The other is, everything was organic e.g. bread (grains) eaten within 48 hours* of being milled (turned into flour) and baked?

It would be very difficult to reproduce these antiquated results in todays industrialized world of agriculture and food processing instrumentalities…

Footnotes:

[*] …very nutrient dense, very similar to eating meat and possibly fat (germ oils) or what you would get from eating animal proteins and fats (germ oils)?

image

”…When a food rationing system during World War I severely restricted the Danish population’s intake of meats, dairy products, fats, and alcohol but placed no restrictions on such foods as barley, bread, potatoes, and vegetables, Denmark achieved the lowest mortality rate in its history [5]. Similarly, the mortality due to diabetes in England and Wales decreased sharply while wartime food rationing in both World War I and World War II limited access to animal-source foods and fats, only to increase after the those foods became available again in peacetime [6]…More

[5] Hindhede M. JAMA. 1920. Vegetarian experiment with a population of 3 million: the effect of food restriction on mortality in Copenhagen during war. [Google Scholar]

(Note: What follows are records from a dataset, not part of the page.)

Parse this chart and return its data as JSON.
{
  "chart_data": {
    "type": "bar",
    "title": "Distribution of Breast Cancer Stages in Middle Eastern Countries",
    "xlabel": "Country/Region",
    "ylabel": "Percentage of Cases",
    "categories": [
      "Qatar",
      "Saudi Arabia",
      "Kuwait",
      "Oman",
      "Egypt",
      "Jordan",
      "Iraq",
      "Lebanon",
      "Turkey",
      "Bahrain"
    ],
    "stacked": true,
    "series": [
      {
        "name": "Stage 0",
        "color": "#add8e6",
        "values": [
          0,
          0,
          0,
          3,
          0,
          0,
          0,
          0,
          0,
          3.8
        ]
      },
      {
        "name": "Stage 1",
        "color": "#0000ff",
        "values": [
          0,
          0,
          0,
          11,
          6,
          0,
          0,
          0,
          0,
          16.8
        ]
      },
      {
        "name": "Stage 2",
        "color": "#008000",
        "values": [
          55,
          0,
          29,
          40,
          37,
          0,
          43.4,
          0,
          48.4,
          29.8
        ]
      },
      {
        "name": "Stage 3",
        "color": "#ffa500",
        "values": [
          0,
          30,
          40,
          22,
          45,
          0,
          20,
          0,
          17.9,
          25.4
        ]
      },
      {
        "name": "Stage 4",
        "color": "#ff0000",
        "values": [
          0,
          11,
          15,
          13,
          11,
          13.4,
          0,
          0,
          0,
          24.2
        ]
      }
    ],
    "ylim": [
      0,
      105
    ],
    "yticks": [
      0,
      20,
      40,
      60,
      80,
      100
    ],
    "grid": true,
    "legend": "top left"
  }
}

[6] Young FG, Richardson KC, Lawrence RD, Himsworth HP, Harris H, Crofton WM, Walker M, Hilton SM. Discussion on the cause of diabetes. Proc R Soc Med. 1949;42:321–330.[PMC free article] [PubMed] [Google Scholar]


#89

A little fructose isn’t going to hurt anything, but the bigger picture is getting energy from a bar that’s really more about the protein than energy. Fructose isn’t going to do anything for workout energy, that’s why people doing TKD use Dextrose. The bars may be fine for the protein, but they’re much better ways for pre-workout energy.